L’intérêt des cinéastes français pour le Mexique ne date pas d’»Emilia Perez». Il y a 60 ans, Louis Malle réalisait sa première production à gros budget dans le Morelos et le Guanajuato. Un film d’action, avec Jeanne Moreau et Brigitte Bardot dans les deux rôles principaux. Et quels rôles. Fille d’un anarchiste irlandais, poseuse de bombes dès l’enfance avec son père, Maria (Brigitte Bardot) fuit les forces britanniques au San Miguel, pays imaginaire d’Amérique latine. Là, elle intègre la troupe d’un cirque ambulant, avec une meneuse de revue qui s’appelle Maria également (Jeanne Moreau). Les soubresauts de l’histoire rattrapent les deux femmes qui prennent la tête d’une révolution paysanne contre les grands propriétaires terriens et le clergé (toute ressemblance avec la Révolution mexicaine n’est pas forcément fortuite…).

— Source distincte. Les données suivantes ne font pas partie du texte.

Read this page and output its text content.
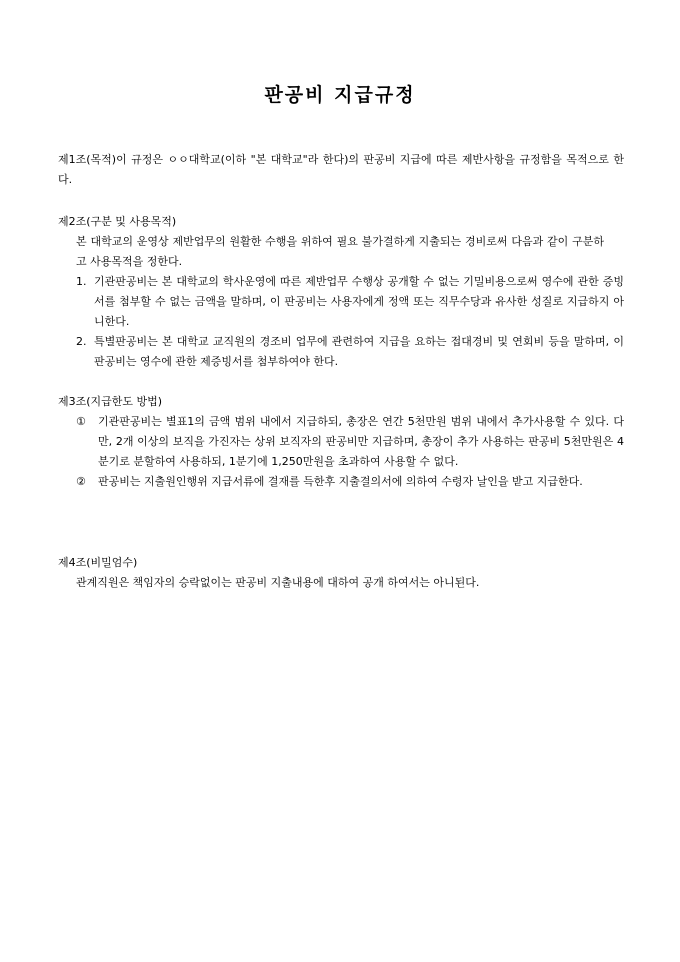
판공비 지급규정
제1조(목적)이 규정은 ㅇㅇ대학교(이하 "본 대학교"라 한다)의 판공비 지급에 따른 제반사항을 규정함을 목적으로 한다.
제2조(구분 및 사용목적)
본 대학교의 운영상 제반업무의 원활한 수행을 위하여 필요 불가결하게 지출되는 경비로써 다음과 같이 구분하고 사용목적을 정한다.
1. 기관판공비는 본 대학교의 학사운영에 따른 제반업무 수행상 공개할 수 없는 기밀비용으로써 영수에 관한 증빙서를 첨부할 수 없는 금액을 말하며, 이 판공비는 사용자에게 정액 또는 직무수당과 유사한 성질로 지급하지 아니한다.
2. 특별판공비는 본 대학교 교직원의 경조비 업무에 관련하여 지급을 요하는 접대경비 및 연회비 등을 말하며, 이 판공비는 영수에 관한 제증빙서를 첨부하여야 한다.
제3조(지급한도 방법)
①	기관판공비는 별표1의 금액 범위 내에서 지급하되, 총장은 연간 5천만원 범위 내에서 추가사용할 수 있다. 다만, 2개 이상의 보직을 가진자는 상위 보직자의 판공비만 지급하며, 총장이 추가 사용하는 판공비 5천만원은 4분기로 분할하여 사용하되, 1분기에 1,250만원을 초과하여 사용할 수 없다.
②	판공비는 지출원인행위 지급서류에 결재를 득한후 지출결의서에 의하여 수령자 날인을 받고 지급한다.
제4조(비밀엄수)
관계직원은 책임자의 승락없이는 판공비 지출내용에 대하여 공개 하여서는 아니된다.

Filmées en extérieur, l’intensité des scènes de fusillades est renforcée par la beauté de la cordillère de Tepoztlan, des églises baroques et des édifices coloniaux. Avant même sa sortie en salle, le tournage a été un événement. Des journalistes français ont fait le voyage du Mexique pour traquer le moindre signe de rivalité entre Bardot et Moreau. Les deux actrices s’en défendent dans un reportage de «Cinq colonnes à la Une». Dans ce «making off» avant la l’heure, Louis Malle salue la qualité des techniciens et des acteurs mexicains…Rien d’étonnant, puisque le Mexique vivait depuis 1940 «l’âge d’or» de son cinéma national, avec les studios de Churrubusco.

https://www.ina.fr/ina-eclaire-actu/video/caf90031532/mexique-jour-de-fete-a-tepoztlan-tournage-de-viva-maria

Le film est en streaming gratuit sur la plate-forme de TV5 Monde+ qui propose une sorte de rétrospective Bardot avec huit films.